文=鈴木健一郎 写真=FIBA.com

踏ん張りどころでチームで戦えず、19点差の完敗

上海(中国)で行われた日本のワールドカップ初戦、トルコとの一戦。日本代表は立ち上がりが固くビハインドを背負い、その後も自分たちのミスで流れに乗り切れずに完敗を喫した。

日本の先発は篠山竜青、比江島慎、渡邊雄太、八村塁、ニック・ファジーカス。ファジーカスが3ポイントシュートを決めて日本に最初の得点をもたらすも、その直後のゾーンディフェンスで3ポイントシュートを決め返され、比江島のシュートが落ちたところから速攻を浴びて3-11。開始4分でフリオ・ラマスはタイムアウトを取らざるを得なかった。
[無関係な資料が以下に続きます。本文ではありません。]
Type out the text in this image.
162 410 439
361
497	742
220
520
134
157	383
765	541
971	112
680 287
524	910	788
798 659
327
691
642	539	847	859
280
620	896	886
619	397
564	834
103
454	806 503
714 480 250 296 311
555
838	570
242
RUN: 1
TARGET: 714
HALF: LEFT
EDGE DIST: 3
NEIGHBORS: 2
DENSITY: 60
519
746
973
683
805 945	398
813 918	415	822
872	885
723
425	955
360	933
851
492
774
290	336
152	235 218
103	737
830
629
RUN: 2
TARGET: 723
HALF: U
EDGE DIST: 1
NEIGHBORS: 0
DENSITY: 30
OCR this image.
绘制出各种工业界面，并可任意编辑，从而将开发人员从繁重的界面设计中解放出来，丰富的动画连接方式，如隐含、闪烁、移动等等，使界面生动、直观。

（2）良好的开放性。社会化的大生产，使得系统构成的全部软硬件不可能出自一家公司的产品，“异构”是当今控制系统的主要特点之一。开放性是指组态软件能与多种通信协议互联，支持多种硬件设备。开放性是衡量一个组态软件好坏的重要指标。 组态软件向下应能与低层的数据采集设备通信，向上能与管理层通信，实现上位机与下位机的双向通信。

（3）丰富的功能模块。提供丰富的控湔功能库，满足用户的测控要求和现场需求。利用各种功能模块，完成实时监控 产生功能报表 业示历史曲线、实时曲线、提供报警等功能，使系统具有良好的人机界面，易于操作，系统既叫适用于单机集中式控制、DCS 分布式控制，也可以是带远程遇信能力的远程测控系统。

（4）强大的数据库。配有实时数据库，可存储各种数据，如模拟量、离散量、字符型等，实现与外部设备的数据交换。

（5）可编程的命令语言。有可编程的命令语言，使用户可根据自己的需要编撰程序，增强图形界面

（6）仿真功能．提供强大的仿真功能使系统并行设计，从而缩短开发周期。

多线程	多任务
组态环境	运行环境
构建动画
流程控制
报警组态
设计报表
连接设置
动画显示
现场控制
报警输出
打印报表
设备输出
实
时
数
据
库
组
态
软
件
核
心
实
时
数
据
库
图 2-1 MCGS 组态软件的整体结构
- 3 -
比江島のスティールから渡邊、ファジーカスと繋いでようやくイージーシュートのチャンスを作り出すも、フェイスガードで付かれる八村塁にパスを入れられない状況でボールを動かせず、良いオフェンスを続けられない。一方でトルコはタフショットも強引にねじ込み、終盤に八村がフリースローで繋ぐも、12-28と大量ビハインドで第1クォーターを終えた。

第2クォーターも半ばを過ぎて、日本は本来の武器ではない3ポイントシュートに当たりが出て追い上げるとともに、田中大貴、馬場雄大、竹内譲次のA東京トリオを入れてディフェンスの穴を修正。ここに渡邊のブロックショットも飛び出してトルコがインサイドを攻めあぐねたことで流れが来つつあったが、日本にもターンオーバーが出て波に乗りきれない。それでも終盤、八村の連続得点、イリヤソバの上から叩きつけるダンクが飛び出して35-47、何とか点差を詰めた。

後半、篠山が試合開始直後とは違いボールをシェアして良いオフェンスを作り出すが、やはりディフェンスでトルコの勢いを止められない。10点差まで詰めて粘らないといけない場面で緩んでしまい、強引な1対1の攻めを止められて速攻を浴びる悪循環で20点差と突き放される。

日本は最後まで勢いに乗れず、最終スコア67-86で完敗

田中がハーフコートショットをねじ込んで49-67、18点差で最終クォーターへ。渡邊が連続でスティールを成功させ、ショットクロックがなくなったところで仕掛けた田中がフローターを沈めつつバスケット・カウントをもぎ取る。それでも速攻の一つは決められず、ボーナススローを落としてしまい、反撃にも勢いがつかない。馬場の1対1が止められた後にパス1本での速攻を許して、攻めあぐねるトルコに一息つかせてしまうミスもあった。

日本は最後まで勢いに乗れず、最終スコア67-86で完敗。手痛い敗戦を喫した。

八村は15得点を挙げたものの、フィールドゴール10本中3本とシュート確率は上がらず。10本のフリースローを得ているが、これはトルコが簡単な得点を与えるぐらいならファウルで止めて、八村を気分良くプレーさせないことで日本に勢いを与えなかった策が当たった結果だ。

立ち上がりに落ち着いてプレーできなかったこと、そして自分たちに流れが来つつある時間帯での再三のミス。苦しい時に我慢できずチームではなく個人でプレーしたことで、日本は本来の力を出せなかった。この完敗から次のチェコ戦までにどう立て直すか。1次リーグ突破に向け、日本代表はいきなり崖っぷちに追い込まれた。